Quando eu fiz faculdade de Educação Física, a primeira pergunta dos professores das disciplinas era: “Porque você escolheu Educação Física?”. A resposta era variada e ao mesmo tempo seguia um padrão entre os colegas de turma: “Amo esportes e sempre pratiquei”, “Gosto da área da saúde e pratico exercícios”, “Nos últimos anos comecei a praticar musculação e agora quero ser personal trainer”, “Quero ser treinador de tal esporte”, “Quero dar aula em escolas”. Raramente alguém falava que gostaria de orientar pessoas à mudança de hábitos e transformação na rotina, melhoria da saúde e bem-estar. Também pouco se falava em ajudar as pessoas a reduzirem o peso corporal.
Considero que essa seja uma das áreas
mais promissoras da Educação Física porque, segundo dados da Organização
Mundial da Saúde (OMS):
·
A obesidade
triplicou no mundo desde 1975;
·
Em
2016 mais de 1.9 bilhão de adultos acima de 18 anos (o que corresponde a 39%)
estavam com sobrepeso e destes, 650 milhões (13%) eram obesos;
·
38
milhões de crianças abaixo de 5 anos estavam com sobrepeso ou obesas em 2019;
·
Mais
de 340 milhões de crianças e adolescentes entre 5 e 19 anos estavam com
sobrepeso ou obesas em 2016;
·
No
Brasil, de acordo com os dados da pesquisa do IBGE, a PNS, 96 milhões de
pessoas, ou, mais especificamente, 60,3% da população adulta do Brasil,
apresentam IMC maior que 25 kg/m², sendo classificadas com excesso de peso.

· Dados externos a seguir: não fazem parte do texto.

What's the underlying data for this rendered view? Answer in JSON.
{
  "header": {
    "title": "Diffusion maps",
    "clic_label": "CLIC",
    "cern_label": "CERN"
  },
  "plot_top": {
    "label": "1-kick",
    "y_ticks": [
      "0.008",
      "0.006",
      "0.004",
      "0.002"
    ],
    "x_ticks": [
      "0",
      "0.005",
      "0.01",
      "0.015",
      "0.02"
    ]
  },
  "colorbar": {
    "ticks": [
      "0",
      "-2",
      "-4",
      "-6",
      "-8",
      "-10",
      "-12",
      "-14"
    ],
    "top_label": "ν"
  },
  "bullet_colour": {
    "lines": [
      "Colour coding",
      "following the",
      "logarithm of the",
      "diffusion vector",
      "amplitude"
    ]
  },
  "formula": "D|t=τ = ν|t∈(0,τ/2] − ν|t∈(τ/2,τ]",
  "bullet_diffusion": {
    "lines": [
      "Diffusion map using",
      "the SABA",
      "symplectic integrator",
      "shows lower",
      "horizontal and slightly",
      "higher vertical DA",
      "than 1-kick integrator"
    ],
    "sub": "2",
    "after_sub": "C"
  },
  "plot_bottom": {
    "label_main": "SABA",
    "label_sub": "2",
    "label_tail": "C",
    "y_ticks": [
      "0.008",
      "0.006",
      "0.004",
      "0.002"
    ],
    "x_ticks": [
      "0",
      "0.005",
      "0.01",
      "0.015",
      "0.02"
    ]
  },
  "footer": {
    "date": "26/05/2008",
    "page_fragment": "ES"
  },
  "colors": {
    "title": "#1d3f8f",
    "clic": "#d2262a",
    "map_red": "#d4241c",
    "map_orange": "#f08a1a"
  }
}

Se o Brasil tem aproximadamente 208
milhões de habitantes, por volta de 125 milhões de pessoas estão com sobrepeso
e precisam mudar seus hábitos, incluindo a prática de exercício físico
sistemático, planejado e orientado. Portanto, é um mercado amplo.
Fatores
que levam ao sedentarismo
Não é por falta de orientação e informação que essas pessoas estão com sobrepeso e muito provavelmente sedentários ou, no mínimo, pouco ativas fisicamente. Em uma pesquisa realizada pelo Ministério do Esporte em 2013 verificou-se que as pessoas que não praticam atividade física, principalmente, por falta de tempo (58,8%) e preguiça, desinteresse e desmotivação (11,8%).
Redução do gasto energético ao longo dos anos
Um estudo
longitudinal realizado nos Estados Unidos da América (EUA) (Church et al., 2011) estimou um
modelo de equilíbrio energético baseado na mudança no gasto energético diário
relacionado ao trabalho desde 1960 para tentar explicar a mudança real de peso
para homens e mulheres de 40 a 50 anos. Por exemplo, de 1960-1962 até
2003-2006, ou autores estimaram que o gasto energético diário relacionado ao
trabalho diminuiu em 142 calorias diárias em homens. Dado um peso corporal
médio de 76,9 kg em 1960-1962, foi estimada que uma redução de 142 calorias diárias
no trabalho resultaria em um aumento no peso médio para 89,7 kg, o que
correspondeu de perto o peso médio realmente auferido de 91,8 kg em 2003-2006.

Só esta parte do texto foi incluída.